In a 22-page decision, the U.S. Court of Appeals for the District of Columbia said the State Department failed to give the group a fair chance to overturn the listing. It remanded the matter to the department.
PMOI filed a petition on July 15, 2008, saying it should no longer be listed as a terrorist group. On January 12, 2009, in the final days of the Bush administration, the State Department rejected the request after examining material submitted by PMOI and the U.S. intelligence community, including classified information.
If a group is listed as a foreign terrorist organization, the U.S. government can freeze its assets, bar entry of group members and bring criminal charges against people who knowingly aid it.
The government was obligated under a 1996 antiterrorism law and 2004 revisions to give PMOI the chance to rebut unclassified information, the appeals court said.
"This did not happen here.
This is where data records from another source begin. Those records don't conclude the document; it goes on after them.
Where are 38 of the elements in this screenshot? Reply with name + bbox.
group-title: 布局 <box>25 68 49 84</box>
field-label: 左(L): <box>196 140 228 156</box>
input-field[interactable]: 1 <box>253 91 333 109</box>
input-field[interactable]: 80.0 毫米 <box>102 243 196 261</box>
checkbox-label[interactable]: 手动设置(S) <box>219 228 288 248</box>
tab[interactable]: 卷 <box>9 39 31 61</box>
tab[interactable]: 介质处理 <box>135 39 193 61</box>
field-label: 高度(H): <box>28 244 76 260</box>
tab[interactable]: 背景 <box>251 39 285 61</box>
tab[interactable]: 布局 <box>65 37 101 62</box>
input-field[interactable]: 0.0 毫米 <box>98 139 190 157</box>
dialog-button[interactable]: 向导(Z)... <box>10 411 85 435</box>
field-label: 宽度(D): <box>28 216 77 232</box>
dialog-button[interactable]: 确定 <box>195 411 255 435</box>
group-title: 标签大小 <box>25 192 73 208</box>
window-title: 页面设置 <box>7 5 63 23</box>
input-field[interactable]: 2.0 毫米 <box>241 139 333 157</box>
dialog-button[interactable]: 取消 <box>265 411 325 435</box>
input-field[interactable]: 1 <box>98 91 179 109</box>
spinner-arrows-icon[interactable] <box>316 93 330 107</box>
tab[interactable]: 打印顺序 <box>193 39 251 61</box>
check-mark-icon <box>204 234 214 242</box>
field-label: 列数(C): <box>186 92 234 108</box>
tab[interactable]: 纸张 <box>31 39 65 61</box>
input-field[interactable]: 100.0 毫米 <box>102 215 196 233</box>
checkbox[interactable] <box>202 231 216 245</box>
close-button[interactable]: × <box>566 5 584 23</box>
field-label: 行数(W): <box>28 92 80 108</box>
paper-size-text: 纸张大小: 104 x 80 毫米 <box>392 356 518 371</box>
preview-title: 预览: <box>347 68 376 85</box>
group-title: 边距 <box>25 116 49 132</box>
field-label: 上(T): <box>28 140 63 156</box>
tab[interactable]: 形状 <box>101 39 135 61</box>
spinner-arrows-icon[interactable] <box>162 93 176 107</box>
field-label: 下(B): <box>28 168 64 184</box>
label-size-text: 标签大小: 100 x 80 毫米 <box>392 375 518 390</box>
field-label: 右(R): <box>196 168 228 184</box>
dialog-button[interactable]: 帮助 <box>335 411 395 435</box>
The PMOI was notified of the Secretary's decision and permitted access to the unclassified portion of the record only after the decision was final," it said.
In a statement, the State Department said it would study the decision. Using the abbreviation for another name for the group, Mujahedin-e Khalq, it added, "The U.S. Government continues to view the MEK as a terrorist organization."
PMOI initially was listed as a foreign terrorist group in 1997. In 2008, it asked for removal of the designation, saying it ceased its military campaign against the Iranian government in 2001, handed over its weapons to U.S. forces in Iraq in 2003 and had provided information to U.S. officials about Iran's nuclear program.
The State Department said PMOI "has not shown that the relevant circumstances are sufficiently different" to warrant a change. Material that was declassified in the autumn of 2009 contained allegations that PMOI trained women in Iraq to be suicide bombers, had not ended military operations and that much of its information about Iran's nuclear program was wrong.